Closed ejwright39 closed 4 years ago
This Python 2 vs 3 discrepancy is just one of a kind, I will be happy to see the back of it some day...
Couldn't you try to open Trim Galore in a text editor, look for python
commands and mannually change them to python3
? Let me see how it goes.
Yes it really is a pain. I actually just did that. It still says multicore support not enabled. Is cutadapt also checking python --version? Not sure if trim_galore is requesting anything from cutadapt?
That might well be... Could you also edit the first line of Cutadapt itself to point to #!/usr/bin/env python3
? I am fairly new to the Python field, so maybe some googling might help if this fails?
Tried that too. Still says Multicore support not enabled. Not a huge deal. The various versions and installations of python are a mess on my system. It's probably some crazy eccentricity of my personal setup more than an issue with TrimGalore.
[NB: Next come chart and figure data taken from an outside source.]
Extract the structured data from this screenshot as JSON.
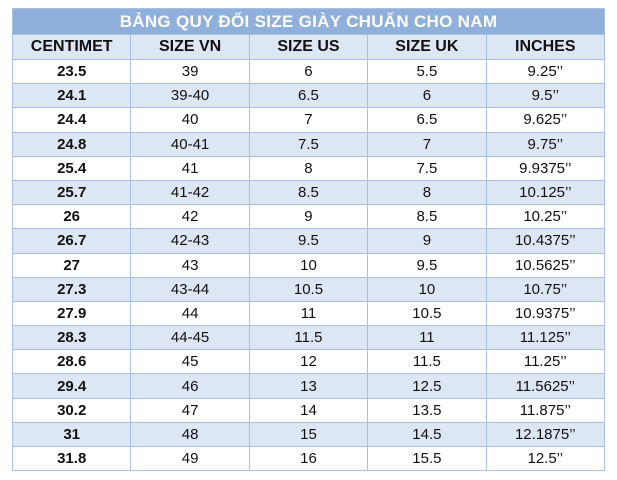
{
  "table": {
    "title": "BẢNG QUY ĐỔI SIZE GIÀY CHUẨN CHO NAM",
    "columns": [
      "CENTIMET",
      "SIZE VN",
      "SIZE US",
      "SIZE UK",
      "INCHES"
    ],
    "rows": [
      [
        "23.5",
        "39",
        "6",
        "5.5",
        "9.25’’"
      ],
      [
        "24.1",
        "39-40",
        "6.5",
        "6",
        "9.5’’"
      ],
      [
        "24.4",
        "40",
        "7",
        "6.5",
        "9.625’’"
      ],
      [
        "24.8",
        "40-41",
        "7.5",
        "7",
        "9.75’’"
      ],
      [
        "25.4",
        "41",
        "8",
        "7.5",
        "9.9375’’"
      ],
      [
        "25.7",
        "41-42",
        "8.5",
        "8",
        "10.125’’"
      ],
      [
        "26",
        "42",
        "9",
        "8.5",
        "10.25’’"
      ],
      [
        "26.7",
        "42-43",
        "9.5",
        "9",
        "10.4375’’"
      ],
      [
        "27",
        "43",
        "10",
        "9.5",
        "10.5625’’"
      ],
      [
        "27.3",
        "43-44",
        "10.5",
        "10",
        "10.75’’"
      ],
      [
        "27.9",
        "44",
        "11",
        "10.5",
        "10.9375’’"
      ],
      [
        "28.3",
        "44-45",
        "11.5",
        "11",
        "11.125’’"
      ],
      [
        "28.6",
        "45",
        "12",
        "11.5",
        "11.25’’"
      ],
      [
        "29.4",
        "46",
        "13",
        "12.5",
        "11.5625’’"
      ],
      [
        "30.2",
        "47",
        "14",
        "13.5",
        "11.875’’"
      ],
      [
        "31",
        "48",
        "15",
        "14.5",
        "12.1875’’"
      ],
      [
        "31.8",
        "49",
        "16",
        "15.5",
        "12.5’’"
      ]
    ]
  }
}
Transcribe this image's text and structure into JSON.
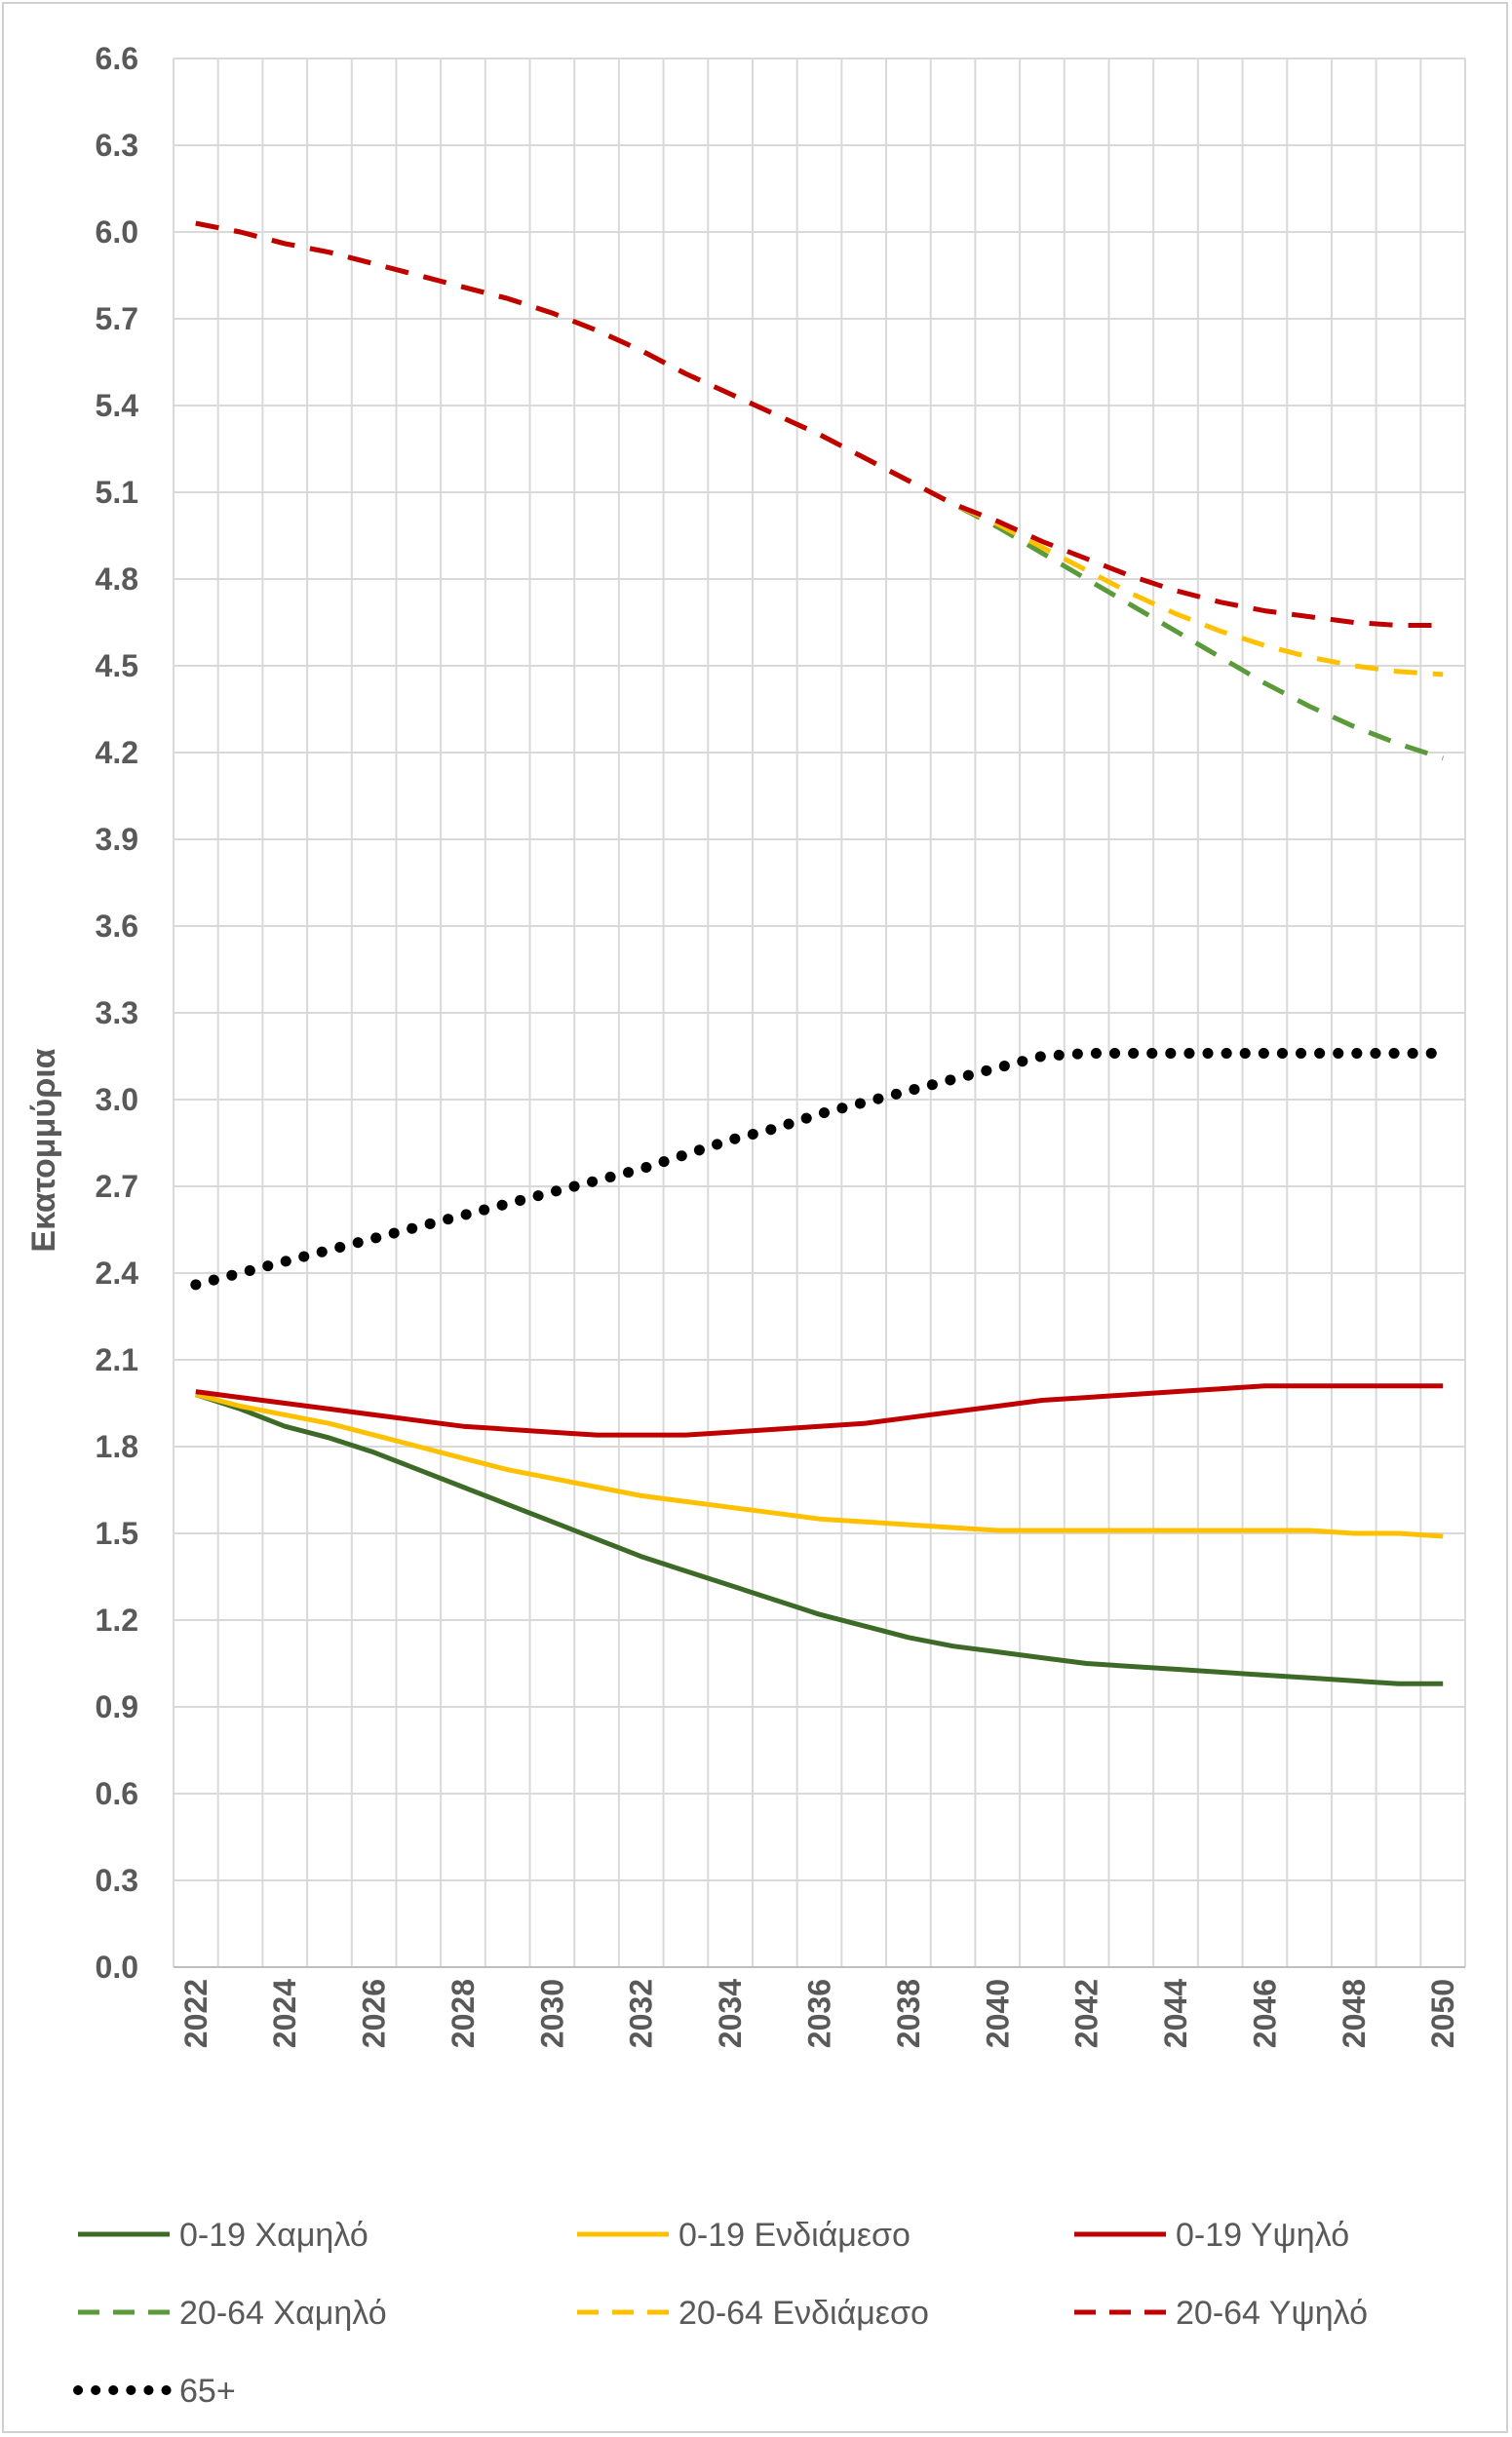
{
  "chart_data": {
    "type": "line",
    "title": "",
    "xlabel": "",
    "ylabel": "Εκατομμύρια",
    "ylim": [
      0,
      6.6
    ],
    "yticks": [
      "0.0",
      "0.3",
      "0.6",
      "0.9",
      "1.2",
      "1.5",
      "1.8",
      "2.1",
      "2.4",
      "2.7",
      "3.0",
      "3.3",
      "3.6",
      "3.9",
      "4.2",
      "4.5",
      "4.8",
      "5.1",
      "5.4",
      "5.7",
      "6.0",
      "6.3",
      "6.6"
    ],
    "x": [
      2022,
      2023,
      2024,
      2025,
      2026,
      2027,
      2028,
      2029,
      2030,
      2031,
      2032,
      2033,
      2034,
      2035,
      2036,
      2037,
      2038,
      2039,
      2040,
      2041,
      2042,
      2043,
      2044,
      2045,
      2046,
      2047,
      2048,
      2049,
      2050
    ],
    "xticks": [
      "2022",
      "2024",
      "2026",
      "2028",
      "2030",
      "2032",
      "2034",
      "2036",
      "2038",
      "2040",
      "2042",
      "2044",
      "2046",
      "2048",
      "2050"
    ],
    "grid": true,
    "legend_position": "bottom",
    "series": [
      {
        "name": "0-19 Χαμηλό",
        "color": "#3d6b27",
        "dash": "solid",
        "values": [
          1.98,
          1.93,
          1.87,
          1.83,
          1.78,
          1.72,
          1.66,
          1.6,
          1.54,
          1.48,
          1.42,
          1.37,
          1.32,
          1.27,
          1.22,
          1.18,
          1.14,
          1.11,
          1.09,
          1.07,
          1.05,
          1.04,
          1.03,
          1.02,
          1.01,
          1.0,
          0.99,
          0.98,
          0.98
        ]
      },
      {
        "name": "0-19 Ενδιάμεσο",
        "color": "#ffc000",
        "dash": "solid",
        "values": [
          1.98,
          1.94,
          1.91,
          1.88,
          1.84,
          1.8,
          1.76,
          1.72,
          1.69,
          1.66,
          1.63,
          1.61,
          1.59,
          1.57,
          1.55,
          1.54,
          1.53,
          1.52,
          1.51,
          1.51,
          1.51,
          1.51,
          1.51,
          1.51,
          1.51,
          1.51,
          1.5,
          1.5,
          1.49
        ]
      },
      {
        "name": "0-19 Υψηλό",
        "color": "#c00000",
        "dash": "solid",
        "values": [
          1.99,
          1.97,
          1.95,
          1.93,
          1.91,
          1.89,
          1.87,
          1.86,
          1.85,
          1.84,
          1.84,
          1.84,
          1.85,
          1.86,
          1.87,
          1.88,
          1.9,
          1.92,
          1.94,
          1.96,
          1.97,
          1.98,
          1.99,
          2.0,
          2.01,
          2.01,
          2.01,
          2.01,
          2.01
        ]
      },
      {
        "name": "20-64 Χαμηλό",
        "color": "#5b9a3a",
        "dash": "dashed",
        "values": [
          6.03,
          6.0,
          5.96,
          5.93,
          5.89,
          5.85,
          5.81,
          5.77,
          5.72,
          5.66,
          5.59,
          5.51,
          5.44,
          5.37,
          5.3,
          5.22,
          5.14,
          5.06,
          4.98,
          4.89,
          4.8,
          4.71,
          4.62,
          4.53,
          4.44,
          4.36,
          4.29,
          4.23,
          4.18
        ]
      },
      {
        "name": "20-64 Ενδιάμεσο",
        "color": "#ffc000",
        "dash": "dashed",
        "values": [
          6.03,
          6.0,
          5.96,
          5.93,
          5.89,
          5.85,
          5.81,
          5.77,
          5.72,
          5.66,
          5.59,
          5.51,
          5.44,
          5.37,
          5.3,
          5.22,
          5.14,
          5.06,
          4.99,
          4.91,
          4.83,
          4.75,
          4.68,
          4.62,
          4.57,
          4.53,
          4.5,
          4.48,
          4.47
        ]
      },
      {
        "name": "20-64 Υψηλό",
        "color": "#c00000",
        "dash": "dashed",
        "values": [
          6.03,
          6.0,
          5.96,
          5.93,
          5.89,
          5.85,
          5.81,
          5.77,
          5.72,
          5.66,
          5.59,
          5.51,
          5.44,
          5.37,
          5.3,
          5.22,
          5.14,
          5.06,
          5.0,
          4.93,
          4.87,
          4.81,
          4.76,
          4.72,
          4.69,
          4.67,
          4.65,
          4.64,
          4.64
        ]
      },
      {
        "name": "65+",
        "color": "#000000",
        "dash": "dotted",
        "values": [
          2.36,
          2.4,
          2.44,
          2.48,
          2.52,
          2.56,
          2.6,
          2.64,
          2.68,
          2.72,
          2.76,
          2.81,
          2.86,
          2.9,
          2.95,
          2.99,
          3.03,
          3.07,
          3.11,
          3.15,
          3.16,
          3.16,
          3.16,
          3.16,
          3.16,
          3.16,
          3.16,
          3.16,
          3.16
        ]
      }
    ]
  }
}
EDIT: I went ahead and specified cores anyway using -j 4 and it worked fine. The 'multicore not enabled' warning must just be some result of my tangled mess of Python versions. But in actual use it seems fine. It calls up Python3.6 and I'm seeing multiple cores loaded.
Thank you for the prompt attention to my issue that turned out to not be an issue
Excellent, I am glad you got it to work on your slightly eccentric system eventually!
I suppose this isn't an issue with TrimGalore per se, but I'm running Ubuntu 18.04 (Linux kernel 5.0) and I have python 2.7 on my system specifically for conda and conda envs for programs that require python 2. I also have python 3.6 for everything that requires python 3. By default when I enter "python --version" I get "Python 2.7". As such when I start trim_galore it says multicore support disabled. I assume this is because it does the same "python --version" check. How do I change my default python version in my PATH? I've read that this can cause serious issues though? Or perhaps how do I tell TrimGalore to look for "python3 --version" rather than just "python --version"?